Maybe I would have absorbed more if I’d written about the trip as it was happening, provided a running score of the towns we encountered and meals we ate as we encountered and ate them. But I was too lazy or exhausted or caught up in the joys of traveling with another to do any real writing on the ground. Did I mention that I had a companion, the wonderful Dave? Neither of us had ever had ever traveled as half of a pair, and I found that learning to be and go together — a surprisingly easy, happy lesson — proved almost as much of an adventure as Asia itself.

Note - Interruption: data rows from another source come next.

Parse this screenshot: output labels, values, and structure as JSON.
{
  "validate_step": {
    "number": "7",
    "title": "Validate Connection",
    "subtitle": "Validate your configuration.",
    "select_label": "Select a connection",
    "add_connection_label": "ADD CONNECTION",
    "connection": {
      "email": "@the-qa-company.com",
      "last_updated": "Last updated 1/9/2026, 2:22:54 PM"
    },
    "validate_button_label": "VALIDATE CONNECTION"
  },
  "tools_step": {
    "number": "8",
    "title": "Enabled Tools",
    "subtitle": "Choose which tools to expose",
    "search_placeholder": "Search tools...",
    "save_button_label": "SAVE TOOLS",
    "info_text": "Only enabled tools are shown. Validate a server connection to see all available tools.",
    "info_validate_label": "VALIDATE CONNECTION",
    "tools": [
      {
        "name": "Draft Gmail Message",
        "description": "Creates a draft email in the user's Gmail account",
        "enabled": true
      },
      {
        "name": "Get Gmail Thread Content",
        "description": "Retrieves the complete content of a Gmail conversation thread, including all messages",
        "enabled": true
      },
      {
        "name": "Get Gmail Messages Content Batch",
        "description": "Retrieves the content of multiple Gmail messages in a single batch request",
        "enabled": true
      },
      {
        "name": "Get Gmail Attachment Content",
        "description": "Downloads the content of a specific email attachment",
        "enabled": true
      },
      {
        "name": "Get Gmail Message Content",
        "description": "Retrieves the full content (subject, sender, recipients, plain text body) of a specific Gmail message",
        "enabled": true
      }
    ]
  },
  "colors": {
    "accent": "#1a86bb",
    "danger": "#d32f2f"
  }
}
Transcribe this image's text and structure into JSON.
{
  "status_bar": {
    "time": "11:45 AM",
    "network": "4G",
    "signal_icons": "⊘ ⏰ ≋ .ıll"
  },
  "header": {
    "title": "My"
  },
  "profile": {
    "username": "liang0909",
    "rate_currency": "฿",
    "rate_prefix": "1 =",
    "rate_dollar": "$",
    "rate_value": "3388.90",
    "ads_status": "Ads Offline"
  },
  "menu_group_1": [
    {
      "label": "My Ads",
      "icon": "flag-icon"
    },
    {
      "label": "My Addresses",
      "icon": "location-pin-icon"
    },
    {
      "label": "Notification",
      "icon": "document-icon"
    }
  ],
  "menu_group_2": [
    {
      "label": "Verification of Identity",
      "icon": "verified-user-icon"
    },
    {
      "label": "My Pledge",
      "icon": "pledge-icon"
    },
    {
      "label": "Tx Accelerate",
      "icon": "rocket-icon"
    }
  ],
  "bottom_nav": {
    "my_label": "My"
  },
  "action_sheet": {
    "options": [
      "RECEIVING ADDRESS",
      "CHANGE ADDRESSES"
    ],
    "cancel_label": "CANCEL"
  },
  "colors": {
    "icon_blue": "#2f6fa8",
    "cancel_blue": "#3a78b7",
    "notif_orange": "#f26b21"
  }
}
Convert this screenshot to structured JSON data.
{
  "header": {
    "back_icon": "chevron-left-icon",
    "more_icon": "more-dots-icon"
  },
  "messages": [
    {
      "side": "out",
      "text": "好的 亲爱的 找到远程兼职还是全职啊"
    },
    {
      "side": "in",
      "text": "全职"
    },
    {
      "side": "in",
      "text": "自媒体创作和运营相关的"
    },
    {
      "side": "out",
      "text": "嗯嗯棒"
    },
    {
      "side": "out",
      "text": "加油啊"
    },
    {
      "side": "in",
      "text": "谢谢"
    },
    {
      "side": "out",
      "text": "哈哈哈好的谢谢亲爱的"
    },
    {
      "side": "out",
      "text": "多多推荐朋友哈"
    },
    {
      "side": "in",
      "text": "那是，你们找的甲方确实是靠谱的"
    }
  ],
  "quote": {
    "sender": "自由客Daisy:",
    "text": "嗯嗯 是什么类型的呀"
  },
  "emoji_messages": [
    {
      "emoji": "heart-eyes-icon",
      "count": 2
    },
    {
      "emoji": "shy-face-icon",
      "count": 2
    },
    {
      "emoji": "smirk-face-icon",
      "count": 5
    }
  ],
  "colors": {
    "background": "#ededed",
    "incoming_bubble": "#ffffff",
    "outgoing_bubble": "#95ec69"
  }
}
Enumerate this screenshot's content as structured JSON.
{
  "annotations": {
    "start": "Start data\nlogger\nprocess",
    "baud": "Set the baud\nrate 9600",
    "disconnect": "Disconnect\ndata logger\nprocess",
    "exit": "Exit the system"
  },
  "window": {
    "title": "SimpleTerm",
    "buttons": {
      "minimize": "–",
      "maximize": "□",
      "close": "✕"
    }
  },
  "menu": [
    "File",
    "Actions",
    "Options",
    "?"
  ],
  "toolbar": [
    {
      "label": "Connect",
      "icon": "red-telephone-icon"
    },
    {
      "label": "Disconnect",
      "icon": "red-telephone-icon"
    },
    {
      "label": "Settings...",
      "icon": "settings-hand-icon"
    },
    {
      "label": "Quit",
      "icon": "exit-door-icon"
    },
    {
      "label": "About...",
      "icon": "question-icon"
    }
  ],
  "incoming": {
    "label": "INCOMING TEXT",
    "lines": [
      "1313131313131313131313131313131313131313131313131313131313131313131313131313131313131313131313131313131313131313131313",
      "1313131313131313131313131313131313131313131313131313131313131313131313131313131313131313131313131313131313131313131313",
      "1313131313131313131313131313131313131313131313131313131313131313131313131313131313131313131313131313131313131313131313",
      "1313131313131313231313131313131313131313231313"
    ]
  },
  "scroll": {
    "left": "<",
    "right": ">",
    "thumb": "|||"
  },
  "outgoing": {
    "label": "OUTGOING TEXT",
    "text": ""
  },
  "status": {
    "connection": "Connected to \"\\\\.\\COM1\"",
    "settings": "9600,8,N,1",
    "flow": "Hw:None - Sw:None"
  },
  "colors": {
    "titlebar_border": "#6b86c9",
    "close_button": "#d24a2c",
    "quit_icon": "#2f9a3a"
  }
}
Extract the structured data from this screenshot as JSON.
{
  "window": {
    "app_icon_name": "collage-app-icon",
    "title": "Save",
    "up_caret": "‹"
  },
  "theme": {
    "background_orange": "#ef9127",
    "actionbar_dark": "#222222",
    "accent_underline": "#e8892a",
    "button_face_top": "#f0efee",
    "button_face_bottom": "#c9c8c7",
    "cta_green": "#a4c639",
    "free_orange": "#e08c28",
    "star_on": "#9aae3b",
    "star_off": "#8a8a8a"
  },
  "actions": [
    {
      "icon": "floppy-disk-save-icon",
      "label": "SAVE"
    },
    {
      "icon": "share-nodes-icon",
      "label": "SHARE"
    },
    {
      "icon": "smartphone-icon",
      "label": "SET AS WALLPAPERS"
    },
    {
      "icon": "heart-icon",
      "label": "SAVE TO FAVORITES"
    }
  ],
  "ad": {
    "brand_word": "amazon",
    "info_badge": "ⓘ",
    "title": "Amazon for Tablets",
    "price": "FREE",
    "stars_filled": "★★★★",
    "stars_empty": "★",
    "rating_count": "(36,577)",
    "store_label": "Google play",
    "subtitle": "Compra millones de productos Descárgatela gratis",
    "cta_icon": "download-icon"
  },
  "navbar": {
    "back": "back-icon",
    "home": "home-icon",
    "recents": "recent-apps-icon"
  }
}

In the past, I was accustomed to seeing places “as a writer,” which is to say alone. Even when traveling with others, I formed my most important memories apart: in England it was abandoning my group to explore the medieval castles on my own; in Provence it was daily solitary walks in the countryside; in Maine it was letting my mind wander in the potato fields. But traveling with someone, I mean really with someone, is the opposite of observing the world as a writer. Every observation is immediately shared, immediately identified as an experience and shaped as one memory in two minds. This is not to say that Dave and I didn’t have individual thoughts about and reactions to the places that we visited — of course we did — but rather that the dialog we wrote together, our collective impressions, became the text that defined the nature of our trip-as-it-was-happening. This shared text is invaluable, a funny and beautiful narrative that we’ll be able to return to again and again as the trip becomes fixed in our memories. It bears a certain resemblance to the blog form: a tone of general cheer, an impulse to make the best of every situation, a tendency to prove to ourselves that we were having the best possible time or even a very good time — which we usually were. Our shared story acts as a sort of proof that we were there, together, in Asia.
But now that I’m back in the States, now that I have some time to myself, I can pick back through my individual memories of Vietnam and Thailand to create a new text: not a lovers’ dialog but a writer’s stream, a selfish, pungent collection of moments that might distinguish my small sip of Asia from the sips and gulps of the millions of others who came before. Isn’t that to some extent what we all want, we outsiders drawn to those parts of the world most distant from our own? To feel that we have seen something slightly different, or seen it in a slightly different way, or seen it slightly more intensely than anyone else?